Autonomous agent swarm. Built the OrchestratorAgent dispatching N WorkerAgent instances via Promise.allSettled. Each worker runs Swap, Approve, Deposit with its own disposable key. Added a background Web Worker for position monitoring, APY drift detection, and risk alerts. Wired session rehydration so the ERC-7715 grant persists across reloads without re-prompting.

TradingAgents AI Council. Implemented three-specialist (yield, risk, market) independent evaluation of every proposed allocation. Added conflict resolution via a synthesis call when specialists disagree. Built per-role playbook rules that the council cites in its verdicts.

Monte Carlo simulation. Added a seeded PRNG, per-path simulation with turbulence regimes, and a 200-run sweep with probability-weighted expected value. The simulation panel in the strategy review shows P5/median/P95 outcome bands before the user commits.

Autonomous monitor loop. Built a never-stop loop spine with crash recovery: observe, gate, simulate, council, execute (propose-only), reflect. Added fast-fail gates (gas freshness, economic, rate limit) that reject proposals before they reach the council. Wired cycle journals and a decision log with persistent audit trail.

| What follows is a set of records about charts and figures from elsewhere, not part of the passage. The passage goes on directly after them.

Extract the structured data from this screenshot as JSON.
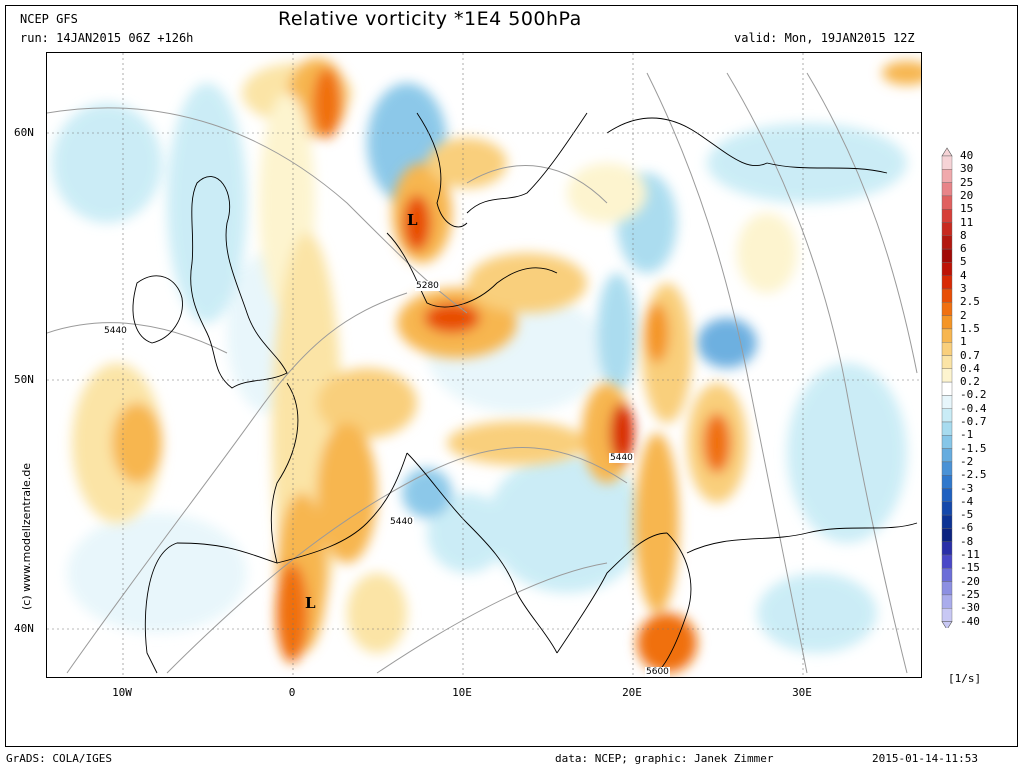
{
  "header": {
    "model": "NCEP GFS",
    "run": "run: 14JAN2015 06Z +126h",
    "title": "Relative vorticity *1E4 500hPa",
    "valid": "valid: Mon, 19JAN2015 12Z"
  },
  "map": {
    "lat_labels": [
      "60N",
      "50N",
      "40N"
    ],
    "lon_labels": [
      "10W",
      "0",
      "10E",
      "20E",
      "30E"
    ],
    "credit": "(c) www.modellzentrale.de",
    "contour_labels": [
      "5440",
      "5280",
      "5440",
      "5440",
      "5600"
    ],
    "low_marks": [
      "L",
      "L"
    ]
  },
  "legend": {
    "unit": "[1/s]",
    "levels": [
      "40",
      "30",
      "25",
      "20",
      "15",
      "11",
      "8",
      "6",
      "5",
      "4",
      "3",
      "2.5",
      "2",
      "1.5",
      "1",
      "0.7",
      "0.4",
      "0.2",
      "-0.2",
      "-0.4",
      "-0.7",
      "-1",
      "-1.5",
      "-2",
      "-2.5",
      "-3",
      "-4",
      "-5",
      "-6",
      "-8",
      "-11",
      "-15",
      "-20",
      "-25",
      "-30",
      "-40"
    ],
    "colors": [
      "#f6d3d6",
      "#f0a9ac",
      "#e88488",
      "#e0605f",
      "#d63f38",
      "#c82a20",
      "#b31810",
      "#a10a06",
      "#bd1306",
      "#d82a05",
      "#e84e05",
      "#f07010",
      "#f49526",
      "#f7b650",
      "#f9cf7c",
      "#fbe4a6",
      "#fdf4cf",
      "#ffffff",
      "#e7f6fb",
      "#c9ecf6",
      "#a7dbef",
      "#86c6e8",
      "#66acdf",
      "#4a92d6",
      "#3078cc",
      "#1e60c0",
      "#1448ab",
      "#0d3394",
      "#0c2380",
      "#2a2fa8",
      "#4a48c8",
      "#6c6ed8",
      "#8c8fe2",
      "#aaacec",
      "#c8c8f4"
    ]
  },
  "footer": {
    "left": "GrADS: COLA/IGES",
    "mid": "data: NCEP; graphic: Janek Zimmer",
    "right": "2015-01-14-11:53"
  }
}
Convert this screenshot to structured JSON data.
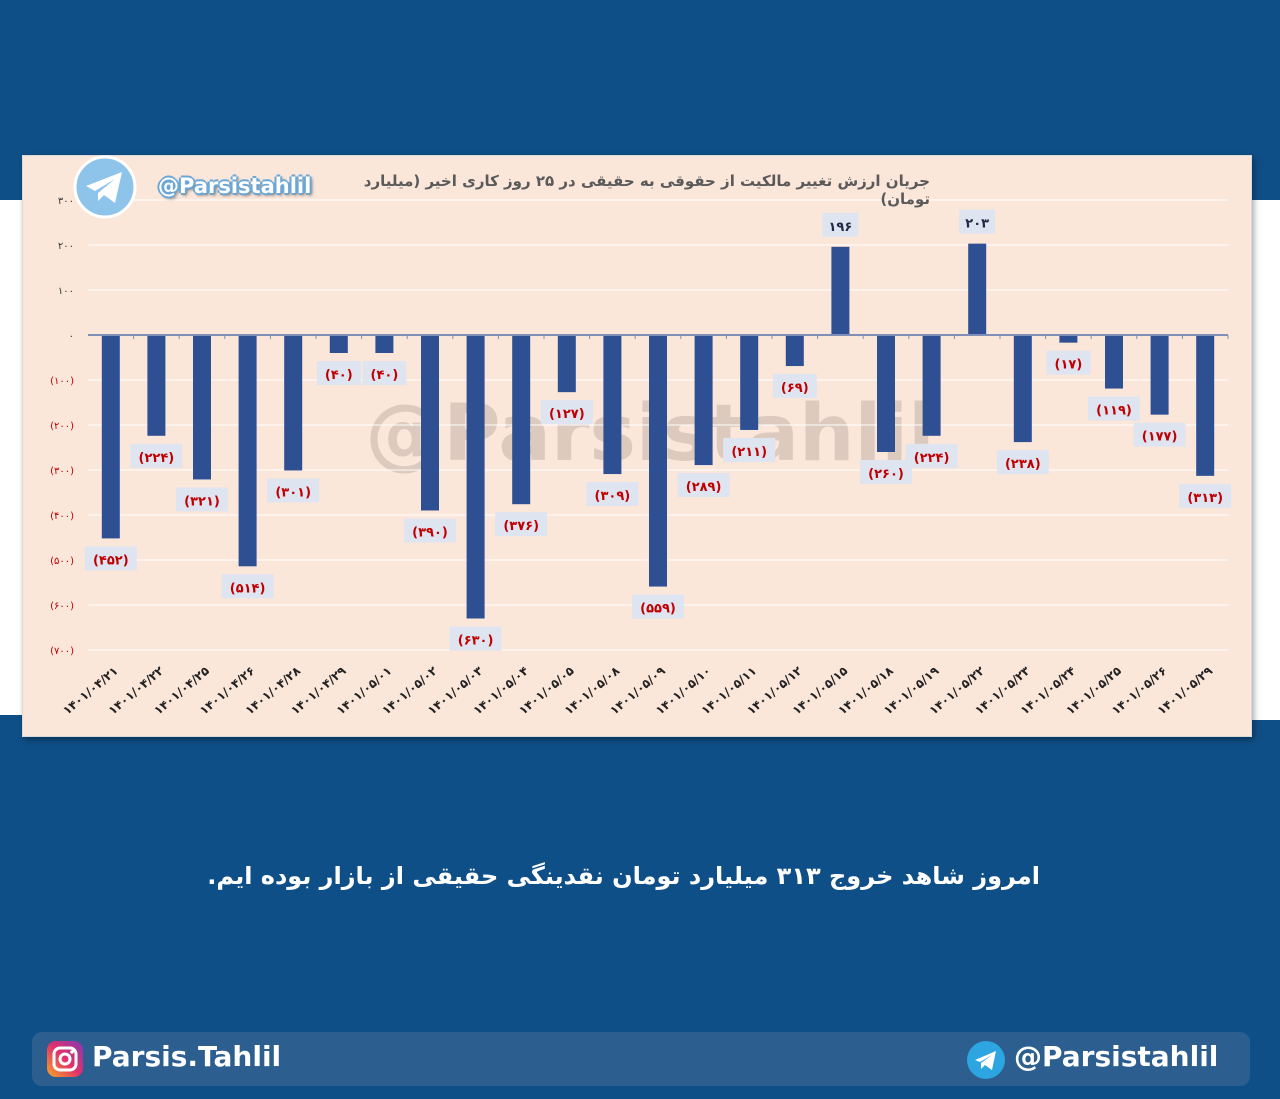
{
  "title": "جریان ارزش تغییر مالکیت از حقوقی به حقیقی در ۲۵ روز کاری اخیر (میلیارد تومان)",
  "watermark": "@Parsistahlil",
  "handle_top": "@Parsistahlil",
  "caption": "امروز شاهد خروج ۳۱۳ میلیارد تومان نقدینگی حقیقی از بازار بوده ایم.",
  "footer": {
    "instagram_icon": "instagram-icon",
    "instagram_handle": "Parsis.Tahlil",
    "telegram_icon": "telegram-icon",
    "telegram_handle": "@Parsistahlil"
  },
  "colors": {
    "background": "#0f4f87",
    "plot_bg": "#fbe6da",
    "bar": "#2f4f93",
    "neg_label": "#c00000",
    "pos_label": "#1f2a44",
    "label_box": "#dfe4f1"
  },
  "chart_data": {
    "type": "bar",
    "categories": [
      "۱۴۰۱/۰۴/۲۱",
      "۱۴۰۱/۰۴/۲۲",
      "۱۴۰۱/۰۴/۲۵",
      "۱۴۰۱/۰۴/۲۶",
      "۱۴۰۱/۰۴/۲۸",
      "۱۴۰۱/۰۴/۲۹",
      "۱۴۰۱/۰۵/۰۱",
      "۱۴۰۱/۰۵/۰۲",
      "۱۴۰۱/۰۵/۰۳",
      "۱۴۰۱/۰۵/۰۴",
      "۱۴۰۱/۰۵/۰۵",
      "۱۴۰۱/۰۵/۰۸",
      "۱۴۰۱/۰۵/۰۹",
      "۱۴۰۱/۰۵/۱۰",
      "۱۴۰۱/۰۵/۱۱",
      "۱۴۰۱/۰۵/۱۲",
      "۱۴۰۱/۰۵/۱۵",
      "۱۴۰۱/۰۵/۱۸",
      "۱۴۰۱/۰۵/۱۹",
      "۱۴۰۱/۰۵/۲۲",
      "۱۴۰۱/۰۵/۲۳",
      "۱۴۰۱/۰۵/۲۴",
      "۱۴۰۱/۰۵/۲۵",
      "۱۴۰۱/۰۵/۲۶",
      "۱۴۰۱/۰۵/۲۹"
    ],
    "values": [
      -452,
      -224,
      -321,
      -514,
      -301,
      -40,
      -40,
      -390,
      -630,
      -376,
      -127,
      -309,
      -559,
      -289,
      -211,
      -69,
      196,
      -260,
      -224,
      203,
      -238,
      -17,
      -119,
      -177,
      -313
    ],
    "data_labels": [
      "(۴۵۲)",
      "(۲۲۴)",
      "(۳۲۱)",
      "(۵۱۴)",
      "(۳۰۱)",
      "(۴۰)",
      "(۴۰)",
      "(۳۹۰)",
      "(۶۳۰)",
      "(۳۷۶)",
      "(۱۲۷)",
      "(۳۰۹)",
      "(۵۵۹)",
      "(۲۸۹)",
      "(۲۱۱)",
      "(۶۹)",
      "۱۹۶",
      "(۲۶۰)",
      "(۲۲۴)",
      "۲۰۳",
      "(۲۳۸)",
      "(۱۷)",
      "(۱۱۹)",
      "(۱۷۷)",
      "(۳۱۳)"
    ],
    "yticks": [
      300,
      200,
      100,
      0,
      -100,
      -200,
      -300,
      -400,
      -500,
      -600,
      -700
    ],
    "ytick_labels": [
      "۳۰۰",
      "۲۰۰",
      "۱۰۰",
      "۰",
      "(۱۰۰)",
      "(۲۰۰)",
      "(۳۰۰)",
      "(۴۰۰)",
      "(۵۰۰)",
      "(۶۰۰)",
      "(۷۰۰)"
    ],
    "ylim": [
      -700,
      300
    ],
    "grid": true,
    "xlabel": "",
    "ylabel": ""
  }
}
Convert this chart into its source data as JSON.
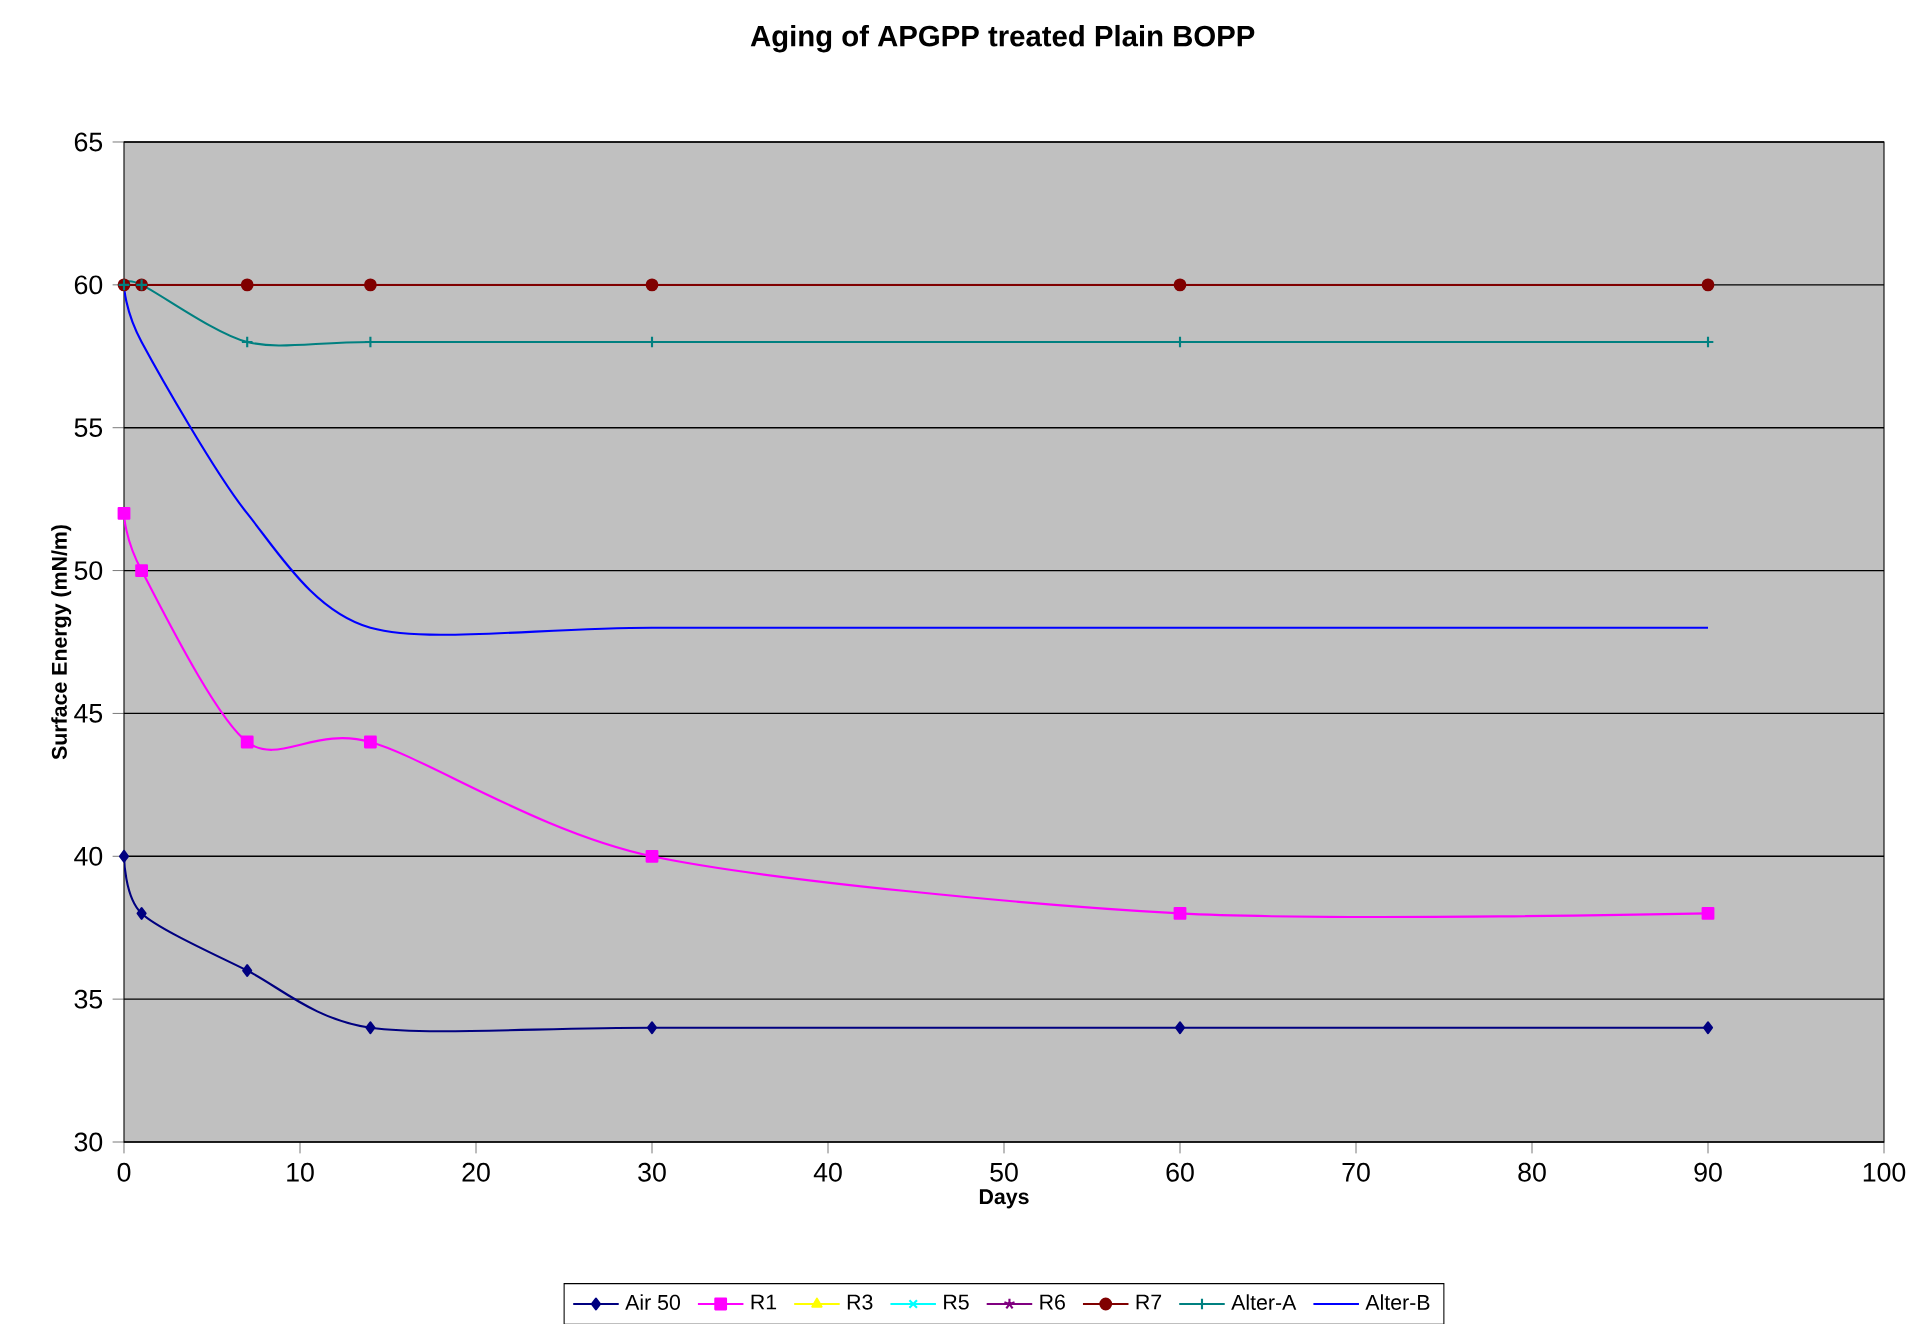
{
  "chart_data": {
    "type": "line",
    "title": "Aging of APGPP treated Plain BOPP",
    "xlabel": "Days",
    "ylabel": "Surface Energy (mN/m)",
    "x": [
      0,
      1,
      7,
      14,
      30,
      60,
      90
    ],
    "series": [
      {
        "name": "Air 50",
        "color": "#000080",
        "marker": "diamond",
        "values": [
          40,
          38,
          36,
          34,
          34,
          34,
          34
        ]
      },
      {
        "name": "R1",
        "color": "#ff00ff",
        "marker": "square",
        "values": [
          52,
          50,
          44,
          44,
          40,
          38,
          38
        ]
      },
      {
        "name": "R3",
        "color": "#ffff00",
        "marker": "triangle",
        "values": [
          null,
          null,
          null,
          null,
          null,
          null,
          null
        ]
      },
      {
        "name": "R5",
        "color": "#00ffff",
        "marker": "cross",
        "values": [
          null,
          null,
          null,
          null,
          null,
          null,
          null
        ]
      },
      {
        "name": "R6",
        "color": "#800080",
        "marker": "star",
        "values": [
          null,
          null,
          null,
          null,
          null,
          null,
          null
        ]
      },
      {
        "name": "R7",
        "color": "#800000",
        "marker": "circle",
        "values": [
          60,
          60,
          60,
          60,
          60,
          60,
          60
        ]
      },
      {
        "name": "Alter-A",
        "color": "#008080",
        "marker": "plus",
        "values": [
          60,
          60,
          58,
          58,
          58,
          58,
          58
        ]
      },
      {
        "name": "Alter-B",
        "color": "#0000ff",
        "marker": "none",
        "values": [
          60,
          58,
          52,
          48,
          48,
          48,
          48
        ]
      }
    ],
    "xlim": [
      0,
      100
    ],
    "xticks": [
      0,
      10,
      20,
      30,
      40,
      50,
      60,
      70,
      80,
      90,
      100
    ],
    "ylim": [
      30,
      65
    ],
    "yticks": [
      30,
      35,
      40,
      45,
      50,
      55,
      60,
      65
    ],
    "grid": "y",
    "legend": "bottom",
    "line_style": "solid"
  }
}
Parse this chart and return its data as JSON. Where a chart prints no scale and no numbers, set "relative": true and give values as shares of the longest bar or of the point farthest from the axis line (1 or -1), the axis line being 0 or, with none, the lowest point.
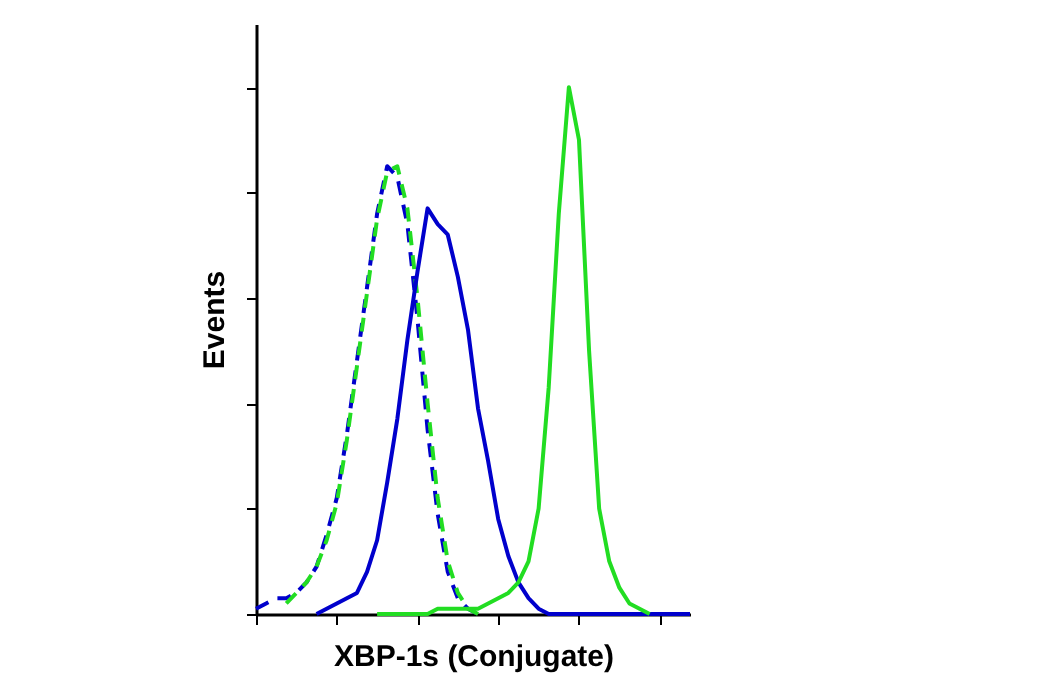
{
  "chart_data": {
    "type": "line",
    "relative": true,
    "xlabel": "XBP-1s (Conjugate)",
    "ylabel": "Events",
    "tick_labels": false,
    "categories": [
      null,
      null,
      null,
      null,
      null,
      null,
      null,
      null,
      null,
      null,
      null,
      null,
      null,
      null,
      null,
      null,
      null,
      null,
      null,
      null,
      null,
      null,
      null,
      null,
      null,
      null,
      null,
      null,
      null,
      null,
      null,
      null,
      null,
      null,
      null,
      null,
      null,
      null,
      null,
      null,
      null,
      null,
      null,
      null
    ],
    "series": [
      {
        "color": "#0000cc",
        "line_style": "dashed",
        "values": [
          0.01,
          0.02,
          0.03,
          0.03,
          0.04,
          0.06,
          0.09,
          0.15,
          0.22,
          0.34,
          0.48,
          0.62,
          0.76,
          0.85,
          0.83,
          0.74,
          0.56,
          0.35,
          0.19,
          0.08,
          0.03,
          0.01,
          0,
          null,
          null,
          null,
          null,
          null,
          null,
          null,
          null,
          null,
          null,
          null,
          null,
          null,
          null,
          null,
          null,
          null,
          null,
          null,
          null,
          null
        ]
      },
      {
        "color": "#22dd22",
        "line_style": "dashed",
        "values": [
          null,
          null,
          null,
          0.02,
          0.04,
          0.06,
          0.09,
          0.14,
          0.21,
          0.33,
          0.47,
          0.61,
          0.75,
          0.84,
          0.85,
          0.77,
          0.6,
          0.4,
          0.22,
          0.1,
          0.04,
          0.01,
          0,
          null,
          null,
          null,
          null,
          null,
          null,
          null,
          null,
          null,
          null,
          null,
          null,
          null,
          null,
          null,
          null,
          null,
          null,
          null,
          null,
          null
        ]
      },
      {
        "color": "#0000cc",
        "line_style": "solid",
        "values": [
          null,
          null,
          null,
          null,
          null,
          null,
          0,
          0.01,
          0.02,
          0.03,
          0.04,
          0.08,
          0.14,
          0.25,
          0.37,
          0.52,
          0.65,
          0.77,
          0.74,
          0.72,
          0.64,
          0.54,
          0.39,
          0.29,
          0.18,
          0.11,
          0.06,
          0.03,
          0.01,
          0,
          0,
          0,
          0,
          0,
          0,
          0,
          0,
          0,
          0,
          0,
          0,
          0,
          0,
          0
        ]
      },
      {
        "color": "#22dd22",
        "line_style": "solid",
        "values": [
          null,
          null,
          null,
          null,
          null,
          null,
          null,
          null,
          null,
          null,
          null,
          null,
          0,
          0,
          0,
          0,
          0,
          0,
          0.01,
          0.01,
          0.01,
          0.01,
          0.01,
          0.02,
          0.03,
          0.04,
          0.06,
          0.1,
          0.2,
          0.43,
          0.76,
          1.0,
          0.9,
          0.5,
          0.2,
          0.1,
          0.05,
          0.02,
          0.01,
          0,
          null,
          null,
          null,
          null
        ]
      }
    ]
  }
}
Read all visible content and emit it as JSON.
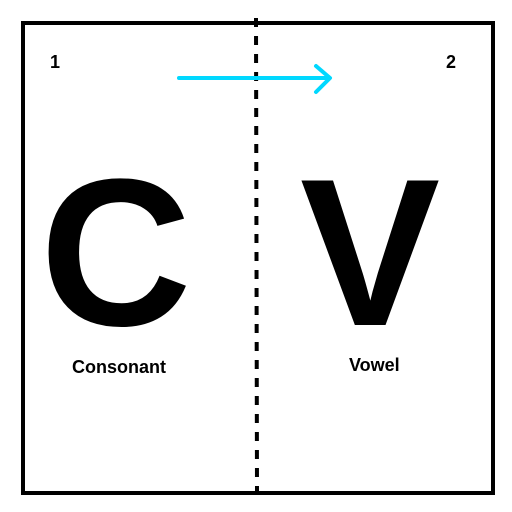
{
  "panels": {
    "left": {
      "number": "1",
      "letter": "C",
      "caption": "Consonant"
    },
    "right": {
      "number": "2",
      "letter": "V",
      "caption": "Vowel"
    }
  },
  "colors": {
    "arrow": "#00d8ff",
    "divider": "#000000",
    "frame": "#000000",
    "text": "#000000"
  },
  "icons": {
    "arrow": "right-arrow-icon"
  }
}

ACE Curator — playbook evolution. Built the rule store (seeds, growth, merge, prune), a lexical trigram merge pass for deduplication, and a deterministic prune pass. The Curator triggers on failed or AI-contested cycles, asks Venice AI for a new rule, and evolves the playbook over time.

AgentRegistry — on-chain scope redesign. Realized pure ERC-7715 wasn't granular enough for per-agent deposit caps. Wrote AgentRegistry.sol with authorizeSessionKey (vault, token, cap-per-period, period duration, expiry) and rollAndSpend for rolling fixed-window cap enforcement. Rewired the entire frontend deposit flow to EIP-712 signatures verified by the depositor against registry scopes. Added revokeAgent / revokeMany as user-signed kill switches.

Security hardening. Implemented per-worker KDF-sealed key lifecycle (libsodium). Added a pre-submit circuit breaker (gas freshness, economic gate, rate limiter). Wrote a threat model doc with max-loss calculations and an honest key lifecycle diagram. Ran destructive drills (stolen key, revoke-after-deposit, no-scope attacks) live on Base Sepolia and recorded the results.

Solo developer. No external funding, no grants, no venture capital. The entire project contracts, frontend, AI integration, test suite, docs was built and shipped by one person.